Regardless of whether their actual living expenses decline in the future, borrowers would qualify for larger FHA loans as a result of this requirement. And it’s not as if the FHA currently has high standards. Borrowers can already get FHA loans with a 3.5-percent down payment, a FICO credit score as low as 580, and a total debt-to-income ratio of more than 50 percent. These low standards would be even further compounded by what are typically inflated energy savings estimates. (Many studies, including some conducted by the government’s national laboratories, have shown that the Department of Energy overestimates the expected savings from energy efficiency upgrades.)
Another feature of the proposal potentially magnifies these effects by micromanaging the appraisal process. The amendment would compel appraisers to add the alleged value of estimated energy savings to the property under consideration for a mortgage.
To the extent that a home’s existing energy-conservation measures should be included in the estimated value of that home, this section of the proposal is unnecessary. Appraisers already base their estimated market values on all existing elements of the property, including energy-efficiency products in the home. It simply is not true that current rules don’t allow appraisers to incorporate this value into their estimates.

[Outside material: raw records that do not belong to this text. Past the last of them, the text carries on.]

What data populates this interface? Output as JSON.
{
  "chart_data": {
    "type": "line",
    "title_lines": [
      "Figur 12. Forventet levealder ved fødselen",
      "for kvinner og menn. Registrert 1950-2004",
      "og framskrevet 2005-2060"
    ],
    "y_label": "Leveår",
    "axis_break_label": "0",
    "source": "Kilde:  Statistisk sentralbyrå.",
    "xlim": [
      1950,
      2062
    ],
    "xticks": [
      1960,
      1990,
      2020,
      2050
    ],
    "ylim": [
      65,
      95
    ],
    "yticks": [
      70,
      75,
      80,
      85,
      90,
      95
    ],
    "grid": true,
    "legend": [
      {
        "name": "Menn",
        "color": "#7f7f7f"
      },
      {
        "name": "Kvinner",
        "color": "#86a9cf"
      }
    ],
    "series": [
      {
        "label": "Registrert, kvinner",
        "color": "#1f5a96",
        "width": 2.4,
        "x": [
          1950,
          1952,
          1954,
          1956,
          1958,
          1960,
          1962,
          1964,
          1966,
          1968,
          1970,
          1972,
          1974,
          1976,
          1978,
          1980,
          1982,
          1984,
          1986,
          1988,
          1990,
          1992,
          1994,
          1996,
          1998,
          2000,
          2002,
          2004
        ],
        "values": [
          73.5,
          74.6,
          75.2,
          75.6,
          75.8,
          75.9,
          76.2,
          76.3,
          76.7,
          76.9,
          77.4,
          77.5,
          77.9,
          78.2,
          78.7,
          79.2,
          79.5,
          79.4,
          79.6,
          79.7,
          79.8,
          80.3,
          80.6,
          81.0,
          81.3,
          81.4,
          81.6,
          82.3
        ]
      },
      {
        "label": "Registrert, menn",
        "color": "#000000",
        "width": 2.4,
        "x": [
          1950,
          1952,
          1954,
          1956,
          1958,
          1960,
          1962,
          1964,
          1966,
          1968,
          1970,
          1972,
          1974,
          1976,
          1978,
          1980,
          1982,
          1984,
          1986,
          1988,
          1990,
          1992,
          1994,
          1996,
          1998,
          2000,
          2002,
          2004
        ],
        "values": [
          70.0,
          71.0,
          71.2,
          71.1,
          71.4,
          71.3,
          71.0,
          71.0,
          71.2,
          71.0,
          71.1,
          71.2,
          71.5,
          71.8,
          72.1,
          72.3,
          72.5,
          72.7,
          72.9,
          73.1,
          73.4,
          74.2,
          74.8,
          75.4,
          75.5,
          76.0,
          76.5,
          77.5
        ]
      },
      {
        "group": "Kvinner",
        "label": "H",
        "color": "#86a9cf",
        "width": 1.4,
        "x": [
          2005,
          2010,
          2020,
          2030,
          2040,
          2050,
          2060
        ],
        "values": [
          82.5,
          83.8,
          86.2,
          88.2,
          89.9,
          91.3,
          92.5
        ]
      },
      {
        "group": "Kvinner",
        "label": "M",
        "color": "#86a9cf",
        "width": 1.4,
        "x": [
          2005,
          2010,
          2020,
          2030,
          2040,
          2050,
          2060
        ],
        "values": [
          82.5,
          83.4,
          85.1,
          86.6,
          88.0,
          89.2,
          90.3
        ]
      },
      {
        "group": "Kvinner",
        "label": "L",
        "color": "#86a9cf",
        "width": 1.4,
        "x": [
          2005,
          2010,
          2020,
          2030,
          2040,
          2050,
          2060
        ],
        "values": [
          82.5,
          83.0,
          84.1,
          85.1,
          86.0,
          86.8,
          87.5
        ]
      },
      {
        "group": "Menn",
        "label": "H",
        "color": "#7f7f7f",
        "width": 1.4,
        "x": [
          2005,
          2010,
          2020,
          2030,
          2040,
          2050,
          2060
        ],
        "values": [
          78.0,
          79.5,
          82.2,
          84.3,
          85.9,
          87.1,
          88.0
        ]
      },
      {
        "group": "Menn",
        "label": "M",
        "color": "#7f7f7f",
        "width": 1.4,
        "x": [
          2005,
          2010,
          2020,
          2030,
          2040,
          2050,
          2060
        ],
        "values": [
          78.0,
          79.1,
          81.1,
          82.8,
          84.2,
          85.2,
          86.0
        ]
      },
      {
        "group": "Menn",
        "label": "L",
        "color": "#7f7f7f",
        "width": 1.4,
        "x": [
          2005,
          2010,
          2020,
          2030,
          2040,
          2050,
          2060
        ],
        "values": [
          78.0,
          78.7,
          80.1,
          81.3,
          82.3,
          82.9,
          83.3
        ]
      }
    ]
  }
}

Overall, the SAVE Act will most likely inflate home prices beyond the level that existing federal programs already do. At the very least, the SAVE Act will encourage additional borrowing via government-backed mortgages with low credit standards.
The Senate Energy Modernization Act already has a number of energy efficiency programs that would leave taxpayers with the bill. The SAVE Act amendment would expose taxpayers to even more risk. It appears Congress learned nothing from the housing crisis a few years ago. Artificially qualifying people for risky mortgages in this manner could result in the same “homeowners underwater” scenario that resulted in more taxpayer-funded bailouts. With the SAVE Act, Congress wants to codify it.
The term “SAVE Act” exemplifies everything that’s wrong with how policymakers view the market. If energy-efficient products have as much value as proponents of these programs say they do, they won’t need the government to mandate their value or subsidize their use. The private sector will drive energy savings for businesses and families, and the market will properly assign the value—not bureaucrats in Washington.